When SIEV-4 sank on October 8 and its passengers were taken on board the Adelaide, there would have been a great fear in Canberra that more and more boats would soon be coming towards Australia. Since the Howard Government had made strong border protection the central plank of its re-election campaign, the failure of the policy could have had decisive consequences.

The sinking of SIEV-X on October 19 saved Australia's faltering border protection regime. The effect was dramatic and almost immediate: asylum-seeker voyages stopped (the last boat to arrive was at Ashmore Reef on October 25). No more boats have set out from Indonesia since then (although the cyclone season did not begin until December). A previously uncooperative Indonesian Government, shocked by the tragedy in its adjacent waters, quickly agreed to co-host with Australia a people-smuggling conference (in Bali).

Australian Government ministers now express confidence that they have broken the back of the boat-people problem. According to Foreign Minister Alexander Downer, the Bali conference sent a "strong signal" to people-smugglers and few, if any, boats are likely to come from now on.

But it would seem from the record that the real powerful signal came much sooner: probably, the sinking of SIEV-X on October 19 was the real circuit-breaker that broke the people-smuggling trade.

News of the tragedy would have spread quickly around refugee communities and would have warned both people smugglers (mostly small Middle Eastern businessmen precariously surviving on the fringes of Indonesian society) and their passengers that stronger forces were now ready to commandeer their business operations in Indonesia and perhaps send people to their deaths.

To complete the mystery, recall the role and capabilities of Australian intelligence assets involved in the people-smuggling industry in Indonesia. Thanks to recent Nine Network Sunday special programs on Kevin John Ennis on February 17 and 24, we now know more about this than we did last October.

Self-confessed Australian people smuggler and police informant Ennis claimed on the Sunday programs and later in the Press (for example, Lindsay Murdoch, Sydney Morning Herald, March 4) that it was his job "to know everything that was happening in people smuggling: when the boats were going, who arranged them, who was on them".

Such claims were largely confirmed by Australian Federal Police Commissioner Michael Keelty in a Senate estimates committee hearing on February 19. Without putting a number on it, Keelty intimated that the AFP had other undercover intelligence assets like Ennis at the heart of the people-smuggling business in Indonesia.

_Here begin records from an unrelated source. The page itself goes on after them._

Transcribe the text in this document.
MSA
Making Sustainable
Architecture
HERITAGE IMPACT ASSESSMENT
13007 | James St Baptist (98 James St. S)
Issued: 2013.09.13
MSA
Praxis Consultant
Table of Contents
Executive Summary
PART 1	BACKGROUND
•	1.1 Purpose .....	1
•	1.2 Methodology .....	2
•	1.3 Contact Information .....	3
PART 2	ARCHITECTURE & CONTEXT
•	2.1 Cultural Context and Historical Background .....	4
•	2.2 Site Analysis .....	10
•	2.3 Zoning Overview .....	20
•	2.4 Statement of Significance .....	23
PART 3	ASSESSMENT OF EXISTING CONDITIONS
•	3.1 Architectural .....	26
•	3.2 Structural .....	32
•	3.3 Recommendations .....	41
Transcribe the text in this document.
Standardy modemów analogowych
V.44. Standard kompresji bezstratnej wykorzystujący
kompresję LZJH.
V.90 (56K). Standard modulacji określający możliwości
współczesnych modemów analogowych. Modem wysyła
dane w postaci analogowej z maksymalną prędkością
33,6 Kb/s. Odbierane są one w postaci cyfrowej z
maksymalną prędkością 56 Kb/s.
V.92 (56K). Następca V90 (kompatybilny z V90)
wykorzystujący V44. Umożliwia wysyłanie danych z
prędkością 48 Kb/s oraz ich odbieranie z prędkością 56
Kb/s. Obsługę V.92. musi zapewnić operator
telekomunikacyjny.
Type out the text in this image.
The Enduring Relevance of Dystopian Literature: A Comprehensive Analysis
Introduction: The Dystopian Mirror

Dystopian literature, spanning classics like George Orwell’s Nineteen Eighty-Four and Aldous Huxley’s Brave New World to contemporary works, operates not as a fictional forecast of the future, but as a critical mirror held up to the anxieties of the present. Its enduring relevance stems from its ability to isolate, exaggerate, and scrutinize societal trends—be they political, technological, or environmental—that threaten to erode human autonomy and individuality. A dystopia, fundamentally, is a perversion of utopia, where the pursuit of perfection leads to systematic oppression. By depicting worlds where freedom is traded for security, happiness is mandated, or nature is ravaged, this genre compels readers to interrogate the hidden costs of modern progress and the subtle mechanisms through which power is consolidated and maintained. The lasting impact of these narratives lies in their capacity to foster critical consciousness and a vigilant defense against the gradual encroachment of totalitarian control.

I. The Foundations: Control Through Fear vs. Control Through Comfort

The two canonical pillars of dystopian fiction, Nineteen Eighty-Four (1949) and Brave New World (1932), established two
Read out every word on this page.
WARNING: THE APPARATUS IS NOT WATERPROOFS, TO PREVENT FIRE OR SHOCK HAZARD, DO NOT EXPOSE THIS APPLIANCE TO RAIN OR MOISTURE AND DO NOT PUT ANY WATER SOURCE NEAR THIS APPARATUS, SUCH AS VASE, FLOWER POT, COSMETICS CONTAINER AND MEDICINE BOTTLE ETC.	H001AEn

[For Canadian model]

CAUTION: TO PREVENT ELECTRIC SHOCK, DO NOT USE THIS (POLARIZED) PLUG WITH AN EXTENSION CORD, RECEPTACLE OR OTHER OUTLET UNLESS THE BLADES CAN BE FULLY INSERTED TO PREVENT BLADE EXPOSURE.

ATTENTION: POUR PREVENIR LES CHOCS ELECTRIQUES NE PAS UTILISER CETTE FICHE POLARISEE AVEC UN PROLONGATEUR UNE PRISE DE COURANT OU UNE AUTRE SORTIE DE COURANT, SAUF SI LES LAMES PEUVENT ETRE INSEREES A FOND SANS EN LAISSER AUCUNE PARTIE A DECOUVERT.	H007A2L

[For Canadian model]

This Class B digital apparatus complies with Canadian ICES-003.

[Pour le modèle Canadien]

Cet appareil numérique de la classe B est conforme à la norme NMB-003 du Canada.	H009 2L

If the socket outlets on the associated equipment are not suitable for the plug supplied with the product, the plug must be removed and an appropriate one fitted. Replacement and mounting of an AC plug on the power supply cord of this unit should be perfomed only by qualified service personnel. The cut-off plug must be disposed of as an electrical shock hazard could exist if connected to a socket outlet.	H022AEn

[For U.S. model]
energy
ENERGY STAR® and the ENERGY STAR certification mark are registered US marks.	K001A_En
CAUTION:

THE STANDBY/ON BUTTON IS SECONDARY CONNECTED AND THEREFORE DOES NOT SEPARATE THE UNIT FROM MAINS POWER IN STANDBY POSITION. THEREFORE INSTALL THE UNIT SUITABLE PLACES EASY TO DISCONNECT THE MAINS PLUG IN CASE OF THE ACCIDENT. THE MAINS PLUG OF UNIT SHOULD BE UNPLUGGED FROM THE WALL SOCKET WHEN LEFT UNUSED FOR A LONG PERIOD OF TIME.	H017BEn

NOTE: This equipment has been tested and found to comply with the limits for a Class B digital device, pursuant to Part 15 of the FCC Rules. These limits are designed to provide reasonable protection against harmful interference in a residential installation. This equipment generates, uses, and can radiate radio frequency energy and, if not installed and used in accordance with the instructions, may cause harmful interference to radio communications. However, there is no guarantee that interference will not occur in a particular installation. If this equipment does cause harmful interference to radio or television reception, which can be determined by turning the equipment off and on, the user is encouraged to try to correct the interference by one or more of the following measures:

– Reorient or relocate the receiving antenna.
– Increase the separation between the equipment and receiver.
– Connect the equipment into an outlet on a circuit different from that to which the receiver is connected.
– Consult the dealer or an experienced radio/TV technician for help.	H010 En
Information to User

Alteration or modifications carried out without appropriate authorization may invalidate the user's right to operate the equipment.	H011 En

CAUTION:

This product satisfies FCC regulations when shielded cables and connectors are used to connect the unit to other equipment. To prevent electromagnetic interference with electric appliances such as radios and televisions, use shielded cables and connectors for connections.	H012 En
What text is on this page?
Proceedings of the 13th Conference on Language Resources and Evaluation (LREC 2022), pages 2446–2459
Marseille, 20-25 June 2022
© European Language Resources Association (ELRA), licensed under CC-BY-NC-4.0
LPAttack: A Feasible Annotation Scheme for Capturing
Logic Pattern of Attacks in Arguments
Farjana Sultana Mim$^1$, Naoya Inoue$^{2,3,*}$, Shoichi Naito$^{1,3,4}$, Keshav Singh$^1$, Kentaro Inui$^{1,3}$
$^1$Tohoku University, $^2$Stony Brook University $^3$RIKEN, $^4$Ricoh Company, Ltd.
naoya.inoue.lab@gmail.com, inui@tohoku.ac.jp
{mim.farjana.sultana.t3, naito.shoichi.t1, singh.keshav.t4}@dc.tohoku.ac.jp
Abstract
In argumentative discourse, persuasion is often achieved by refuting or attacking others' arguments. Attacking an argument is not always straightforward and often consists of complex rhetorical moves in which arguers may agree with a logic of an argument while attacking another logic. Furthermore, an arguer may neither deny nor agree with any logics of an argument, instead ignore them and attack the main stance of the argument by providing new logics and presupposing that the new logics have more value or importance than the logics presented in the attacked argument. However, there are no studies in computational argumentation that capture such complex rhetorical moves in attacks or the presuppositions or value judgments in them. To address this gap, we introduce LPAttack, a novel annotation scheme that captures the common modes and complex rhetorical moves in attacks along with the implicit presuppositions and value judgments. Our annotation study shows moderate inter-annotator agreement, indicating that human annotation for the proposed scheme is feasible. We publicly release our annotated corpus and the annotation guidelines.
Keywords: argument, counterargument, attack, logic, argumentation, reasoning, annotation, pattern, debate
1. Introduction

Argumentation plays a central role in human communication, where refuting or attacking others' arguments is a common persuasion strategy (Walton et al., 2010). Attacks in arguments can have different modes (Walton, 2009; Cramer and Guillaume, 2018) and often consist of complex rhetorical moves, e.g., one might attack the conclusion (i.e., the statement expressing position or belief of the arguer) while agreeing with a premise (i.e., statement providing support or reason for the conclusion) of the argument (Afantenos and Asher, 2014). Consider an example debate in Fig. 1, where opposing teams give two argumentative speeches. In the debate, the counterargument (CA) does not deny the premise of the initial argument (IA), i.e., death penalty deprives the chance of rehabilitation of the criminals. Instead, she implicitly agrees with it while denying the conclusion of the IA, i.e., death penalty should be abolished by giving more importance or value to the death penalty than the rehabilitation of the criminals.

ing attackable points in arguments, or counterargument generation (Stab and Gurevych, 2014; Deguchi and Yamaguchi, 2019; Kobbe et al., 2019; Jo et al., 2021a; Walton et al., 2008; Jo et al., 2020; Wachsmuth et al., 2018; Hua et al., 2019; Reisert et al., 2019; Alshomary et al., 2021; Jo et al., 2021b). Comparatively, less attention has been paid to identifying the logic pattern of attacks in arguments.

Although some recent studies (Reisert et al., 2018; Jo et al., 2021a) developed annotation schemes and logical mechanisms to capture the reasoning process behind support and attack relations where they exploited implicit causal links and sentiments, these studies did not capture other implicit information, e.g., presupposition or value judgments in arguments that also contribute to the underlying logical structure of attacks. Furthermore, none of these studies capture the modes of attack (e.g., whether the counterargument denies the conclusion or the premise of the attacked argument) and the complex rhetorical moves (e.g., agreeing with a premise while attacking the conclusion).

This is reasonable. With a huge area of ocean to monitor with limited resources, Australia needs to know as much as possible about what boats are coming, when and from where, and where they are heading. The pursuit of such intelligence would presumably involve cooperation with Indonesian police and perhaps other Indonesian agencies as well.

Ennis's and Keelty's revelations provide a solid underpinning for Greenlees's report on October 24 that Australian authorities had monitored the departure of SIEV-X from Indonesia on October 18.

But they raise a further disturbing question: if Australian authorities knew about the time and place of SIEV-X's departure, how much more might they also have known about the sinister circumstances of its departure?

Something is not right here. Like the dog that did not bark why wasn't an Australian navy ship steaming to intercept the suspected illegal entry vessel that was known to have left the day before, bound for Christmas Island, with some 400 people on board?

A good way to begin exploring these larger question might be to interrogate some specific questions within Australian official competence such as:

What information was conveyed to Australian search and rescue officials about the departure of SIEV-X? From where was it sourced? Which person or agency conveyed it? When was it conveyed?

Was the Australian navy informed of this impending SIEV arrival? If so, when and by whom? If not, why not?

When were relevant ministers informed on these important matters? When were their senior ministerial advisers informed about them? When was the interdepartmental committee on "options for handling unauthorised arrivals", chaired by the Department of the Prime Minister and Cabinet, so informed?